I looked at left right balance from 2 dimensions: cadence and power. Why? Because the way in which power is generated by using difference cadence levels might influence the left/right balance. In other words, you might have a different balance for different cadences and for different power levels. Maybe for high power levels a more right balance and for lower powerlevels a more left balance.

 

There is also the dimension time. The idea behind this is that you might change the balance during the ride. For example the longer into the ride the more ‘shift’ to a certain balance or more shifts. I have not done any analysis on this dimension. I focused on the above two parameters as you will see.

First I show you some very simple graphs to tell just some overall relations. In the first graph you see the relation between power and cadence (cadence is binned into cadence ranges).

 

    

In general when cadence goes up, average power goes up. Why is there such a strange spike? Because there are quite some rides at FTP level andit basically shows my preferred cadence. My preferred cadence is around 88-90. After that you see power drop again. Why? Because it contains a mix of higher cadence with lower power and high power (sprinting, etc) with higher cadence. This mix is more ‘favorable’ for the lower power numbers since cadence if (of course) low and power also.

If I relate power output to the power balance I get the graph from below:

 

This graphs looks a lot like a graph which I have once seen on Andy Coggan’s Facebook. The only difference is that his numbers went to 50/50 for higher powernumbers.If you see this graph you can say right leg dominance on the whole spectrum. 

Cadence in relation to the power balance looks like this:

For very low cadence (below 50) show a more ‘evenly’ distribution as well as cadence around my ‘preferred’ or self-selected cadence . After the self-selected cadence the higher the cadence the more dominance to the right balance.

The final graph shows the relation between cadence, power and the power balance.

 

 

At higher cadence with lower power and low cadence with high power there is a shift to the left balance.
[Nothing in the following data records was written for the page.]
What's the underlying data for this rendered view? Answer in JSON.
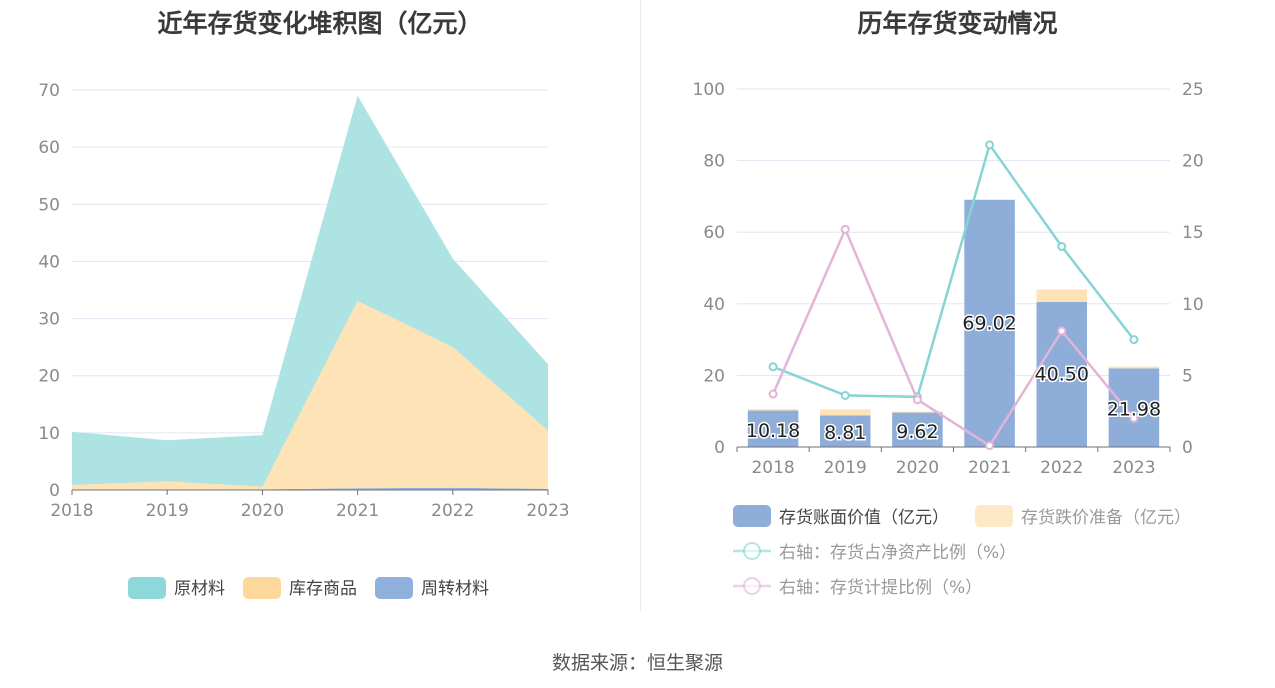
{
  "charts": {
    "left_title": "近年存货变化堆积图（亿元）",
    "right_title": "历年存货变动情况"
  },
  "source": "数据来源：恒生聚源",
  "chart_data": [
    {
      "type": "area",
      "title": "近年存货变化堆积图（亿元）",
      "stacked": true,
      "categories": [
        "2018",
        "2019",
        "2020",
        "2021",
        "2022",
        "2023"
      ],
      "ylim": [
        0,
        70
      ],
      "yticks": [
        0,
        10,
        20,
        30,
        40,
        50,
        60,
        70
      ],
      "grid": true,
      "legend_position": "bottom",
      "series": [
        {
          "name": "周转材料",
          "color": "#8fb0dc",
          "values": [
            0.1,
            0.1,
            0.1,
            0.3,
            0.4,
            0.2
          ]
        },
        {
          "name": "库存商品",
          "color": "#fde3b5",
          "values": [
            0.8,
            1.4,
            0.5,
            32.8,
            24.6,
            10.2
          ]
        },
        {
          "name": "原材料",
          "color": "#aee3e4",
          "values": [
            9.3,
            7.2,
            9.0,
            35.9,
            15.5,
            11.6
          ]
        }
      ],
      "legend": [
        "原材料",
        "库存商品",
        "周转材料"
      ],
      "legend_colors": [
        "#8dd8da",
        "#fdd89a",
        "#8fb0dc"
      ]
    },
    {
      "type": "bar",
      "title": "历年存货变动情况",
      "categories": [
        "2018",
        "2019",
        "2020",
        "2021",
        "2022",
        "2023"
      ],
      "ylim": [
        0,
        100
      ],
      "yticks": [
        0,
        20,
        40,
        60,
        80,
        100
      ],
      "y2lim": [
        0,
        25
      ],
      "y2ticks": [
        0,
        5,
        10,
        15,
        20,
        25
      ],
      "grid": true,
      "legend_position": "bottom",
      "series": [
        {
          "name": "存货账面价值（亿元）",
          "kind": "bar",
          "axis": "left",
          "color": "#8eadd9",
          "values": [
            10.18,
            8.81,
            9.62,
            69.02,
            40.5,
            21.98
          ],
          "labels": [
            "10.18",
            "8.81",
            "9.62",
            "69.02",
            "40.50",
            "21.98"
          ]
        },
        {
          "name": "存货跌价准备（亿元）",
          "kind": "bar",
          "axis": "left",
          "color": "#fde3b5",
          "values": [
            0.4,
            1.7,
            0.3,
            0.2,
            3.5,
            0.5
          ]
        },
        {
          "name": "右轴：存货占净资产比例（%）",
          "kind": "line",
          "axis": "right",
          "color": "#86d4d6",
          "values": [
            5.6,
            3.6,
            3.5,
            21.1,
            14.0,
            7.5
          ]
        },
        {
          "name": "右轴：存货计提比例（%）",
          "kind": "line",
          "axis": "right",
          "color": "#e2b4d8",
          "values": [
            3.7,
            15.2,
            3.3,
            0.1,
            8.1,
            2.0
          ]
        }
      ]
    }
  ]
}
On the other diagonal this difference is (way) less profound. In the middle of the image the left % goes to on average 49.8% (this is the average of the cadence range 70-90 with corresponding power 250-350).

Conclusion

The overall conclusion of this piece. What to do with it? The honest answer is nothing. Even if the power measurement of left/right was accurate  I still wouldn’t know what to do with it. Basically a lot of questions are unanswered. What is the ‘optimal’ left right balance to produce power? And what is 'optimal'? Maybe the length of my legs make that this is 'optimal', or maybe not. Maybe my position very much influences these numbers and as such it is 'optimal'. Maybe it is 'optimal' for short time durations or for long durations? In a sense I believe these numbers should be investigated in correspondence to the target performance. So when you’re a 1km pursuiter you should focus these analysis on these performances. Obtaining symmetry cannot be the goal of this, but performance is.
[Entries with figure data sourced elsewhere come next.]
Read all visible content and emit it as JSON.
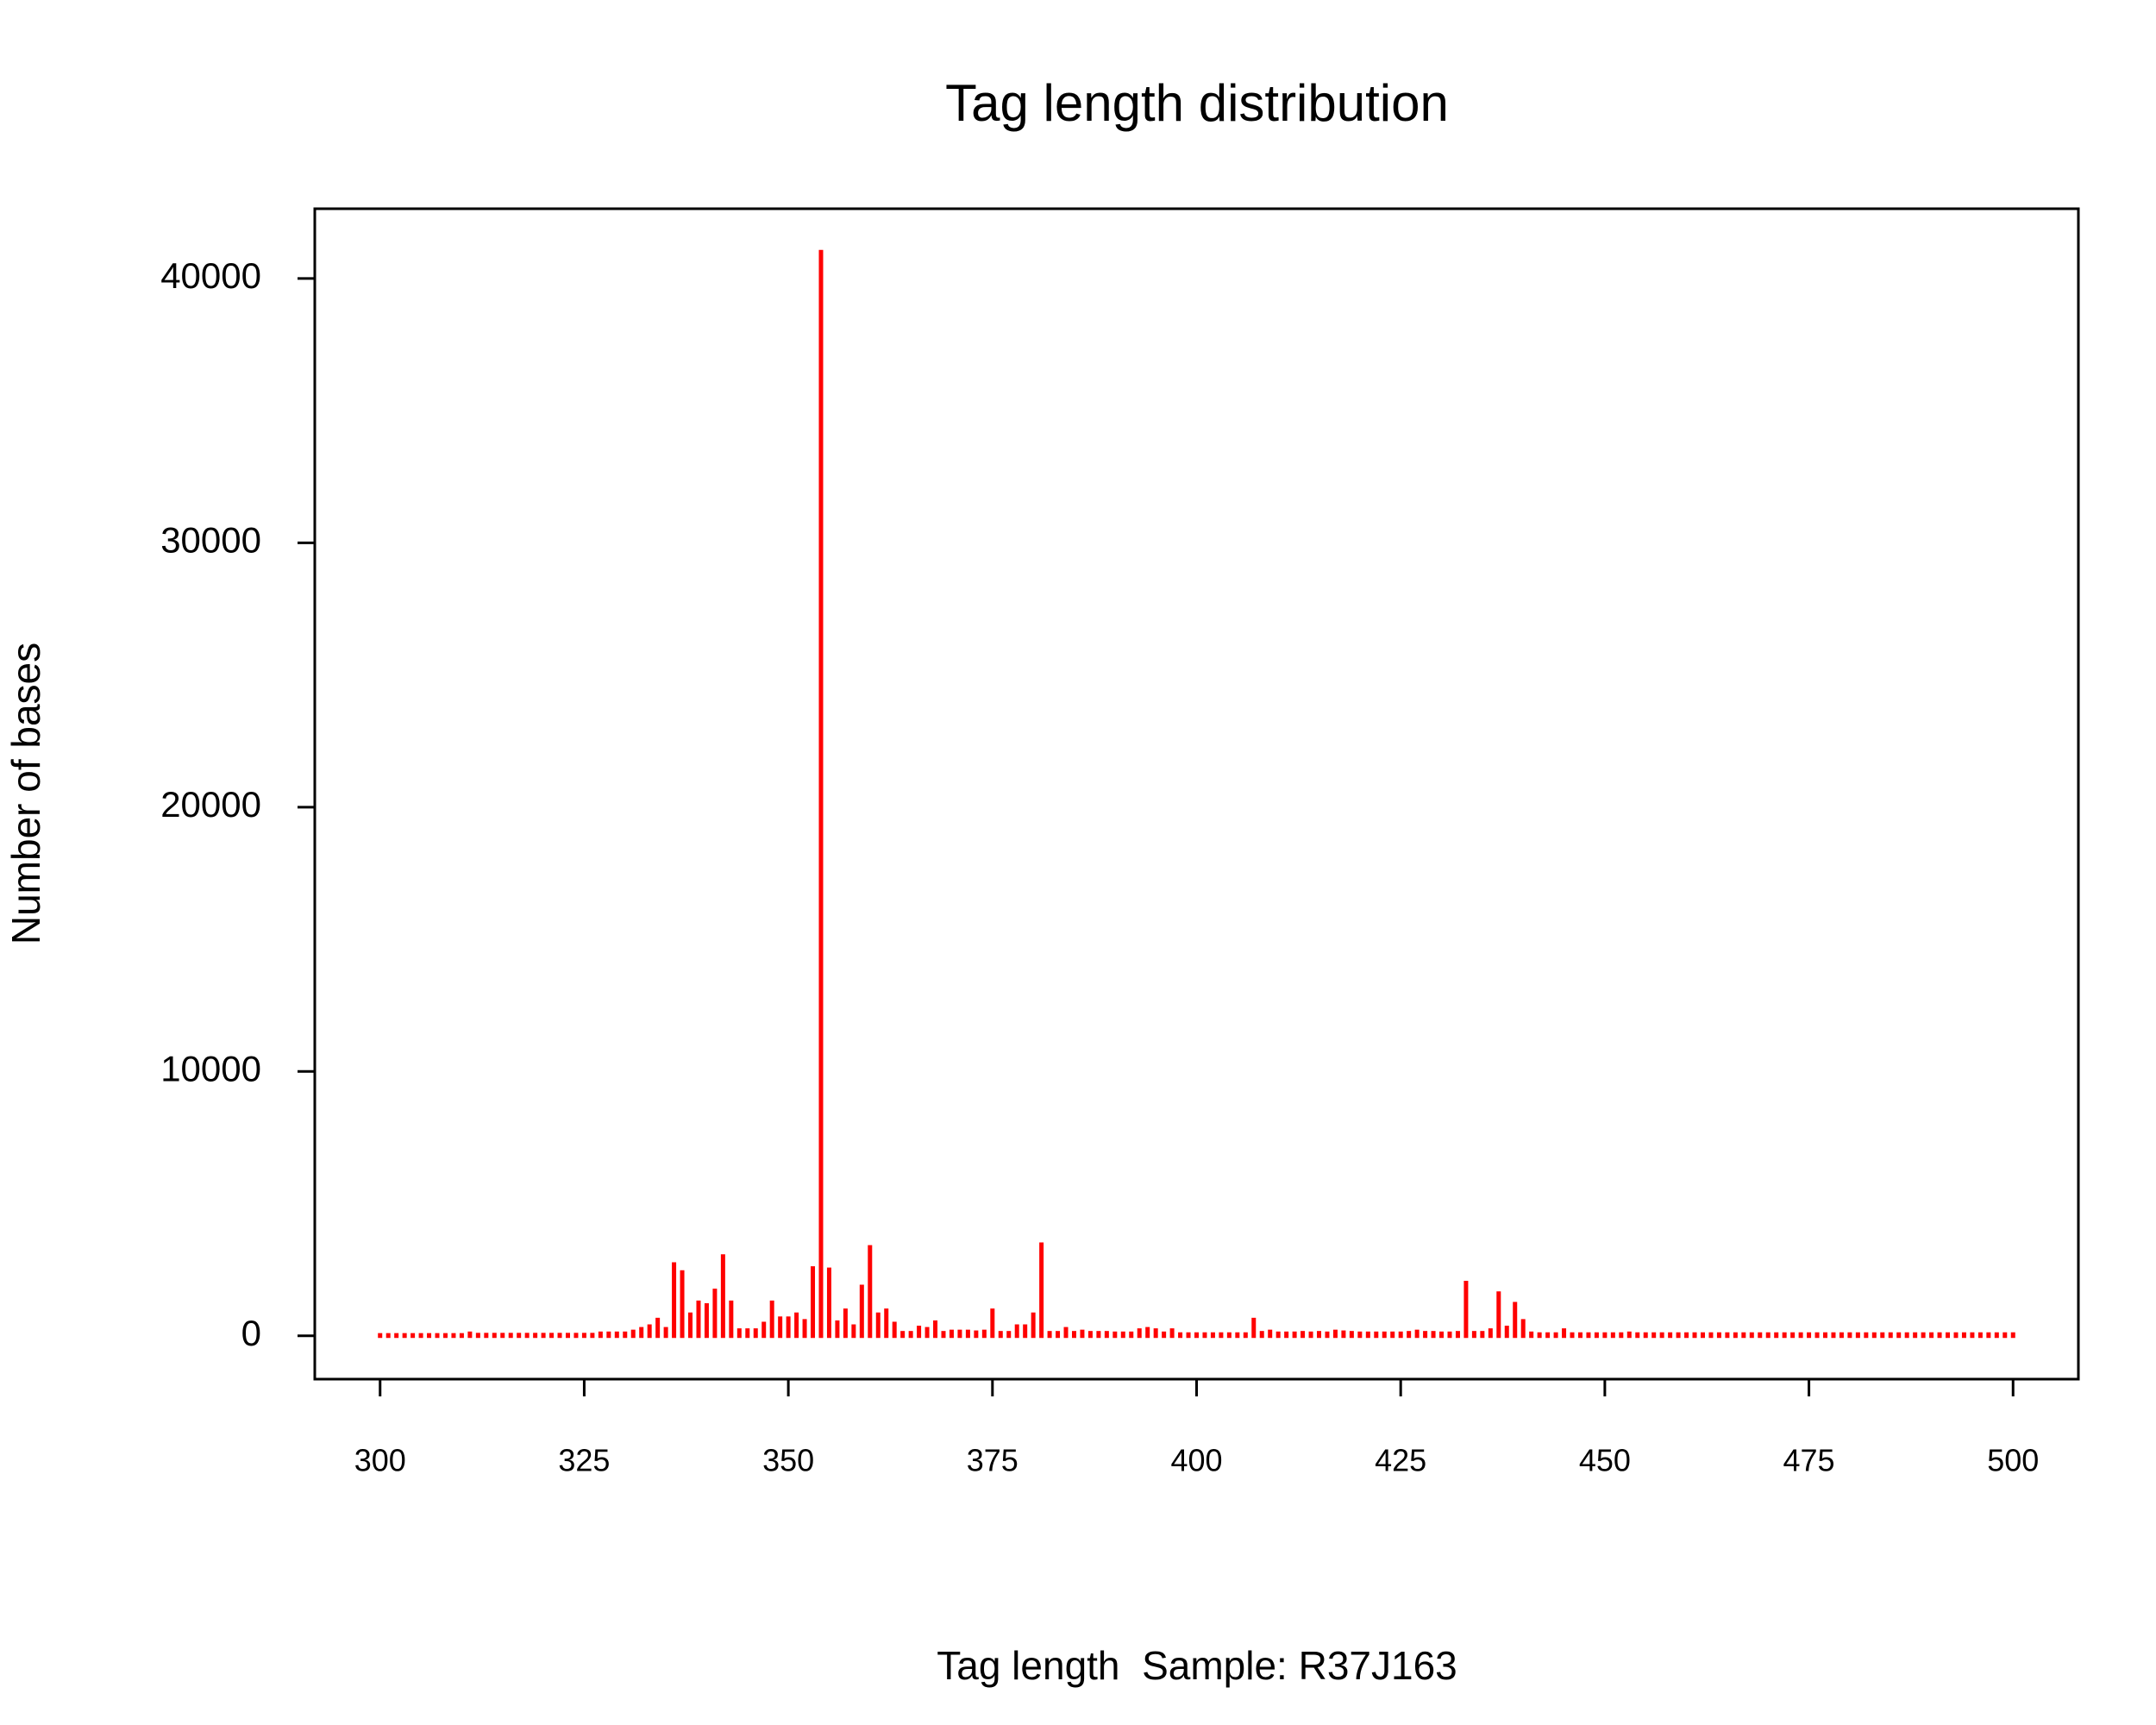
{
  "chart_data": {
    "type": "bar",
    "title": "Tag length distribution",
    "x_label": "Tag length  Sample: R37J163",
    "y_label": "Number of bases",
    "color": "#ff0000",
    "x": [
      300,
      301,
      302,
      303,
      304,
      305,
      306,
      307,
      308,
      309,
      310,
      311,
      312,
      313,
      314,
      315,
      316,
      317,
      318,
      319,
      320,
      321,
      322,
      323,
      324,
      325,
      326,
      327,
      328,
      329,
      330,
      331,
      332,
      333,
      334,
      335,
      336,
      337,
      338,
      339,
      340,
      341,
      342,
      343,
      344,
      345,
      346,
      347,
      348,
      349,
      350,
      351,
      352,
      353,
      354,
      355,
      356,
      357,
      358,
      359,
      360,
      361,
      362,
      363,
      364,
      365,
      366,
      367,
      368,
      369,
      370,
      371,
      372,
      373,
      374,
      375,
      376,
      377,
      378,
      379,
      380,
      381,
      382,
      383,
      384,
      385,
      386,
      387,
      388,
      389,
      390,
      391,
      392,
      393,
      394,
      395,
      396,
      397,
      398,
      399,
      400,
      401,
      402,
      403,
      404,
      405,
      406,
      407,
      408,
      409,
      410,
      411,
      412,
      413,
      414,
      415,
      416,
      417,
      418,
      419,
      420,
      421,
      422,
      423,
      424,
      425,
      426,
      427,
      428,
      429,
      430,
      431,
      432,
      433,
      434,
      435,
      436,
      437,
      438,
      439,
      440,
      441,
      442,
      443,
      444,
      445,
      446,
      447,
      448,
      449,
      450,
      451,
      452,
      453,
      454,
      455,
      456,
      457,
      458,
      459,
      460,
      461,
      462,
      463,
      464,
      465,
      466,
      467,
      468,
      469,
      470,
      471,
      472,
      473,
      474,
      475,
      476,
      477,
      478,
      479,
      480,
      481,
      482,
      483,
      484,
      485,
      486,
      487,
      488,
      489,
      490,
      491,
      492,
      493,
      494,
      495,
      496,
      497,
      498,
      499,
      500
    ],
    "values": [
      20,
      20,
      20,
      20,
      20,
      20,
      20,
      20,
      20,
      20,
      20,
      80,
      30,
      30,
      30,
      30,
      30,
      30,
      30,
      30,
      30,
      30,
      30,
      30,
      30,
      30,
      30,
      80,
      80,
      80,
      80,
      150,
      250,
      350,
      600,
      250,
      2700,
      2400,
      800,
      1250,
      1150,
      1700,
      3000,
      1250,
      200,
      200,
      200,
      450,
      1250,
      650,
      650,
      800,
      550,
      2550,
      41000,
      2500,
      500,
      950,
      350,
      1850,
      3350,
      800,
      950,
      450,
      100,
      100,
      300,
      250,
      500,
      100,
      150,
      150,
      150,
      120,
      150,
      950,
      100,
      100,
      350,
      350,
      800,
      3450,
      100,
      100,
      250,
      100,
      150,
      100,
      100,
      100,
      80,
      80,
      80,
      200,
      250,
      200,
      80,
      200,
      50,
      50,
      50,
      50,
      50,
      50,
      50,
      50,
      50,
      600,
      100,
      150,
      80,
      80,
      80,
      100,
      80,
      100,
      80,
      150,
      120,
      100,
      80,
      80,
      80,
      80,
      80,
      80,
      100,
      150,
      100,
      100,
      80,
      80,
      100,
      2000,
      100,
      100,
      200,
      1600,
      300,
      1200,
      550,
      80,
      50,
      50,
      50,
      200,
      50,
      50,
      50,
      50,
      50,
      50,
      50,
      80,
      50,
      50,
      50,
      50,
      50,
      50,
      50,
      50,
      50,
      50,
      50,
      50,
      50,
      50,
      50,
      50,
      50,
      50,
      50,
      50,
      50,
      50,
      50,
      50,
      50,
      50,
      50,
      50,
      50,
      50,
      50,
      50,
      50,
      50,
      50,
      50,
      50,
      50,
      50,
      50,
      50,
      50,
      50,
      50,
      50,
      50,
      50
    ],
    "xlim": [
      292,
      508
    ],
    "ylim": [
      -1640,
      42640
    ],
    "xticks": [
      300,
      325,
      350,
      375,
      400,
      425,
      450,
      475,
      500
    ],
    "yticks": [
      0,
      10000,
      20000,
      30000,
      40000
    ]
  }
}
I don’t not really see a 50/50 relation. If you have ‘a fluent powerstroke’ these numbers should be 50/50 (that's what I have read from a quote from P2M somewhere). Most of the time relation is skewed to the right leg (meaning more power from the right leg). As said before I am not an engineer, but maybe the way in which power balance is measured AND the Q ring influence these results. Let alone the way lef/right balance is measured, or better said ‘estimated’. A quote from Power2max (Source: www.dcrainmaker.com) “Power2max themselves says there’s little value in it other than from a marketing standpoint (quoted at Eurobike).’’

I do remain curious of others have also done some analysis on the Power2max numbers and come to the same conclusion n. For me it was just a nice to see, but nothing more. When there is not more (real research) on the topic it remains something under the surface and there are more fun things to play with to give better performance results.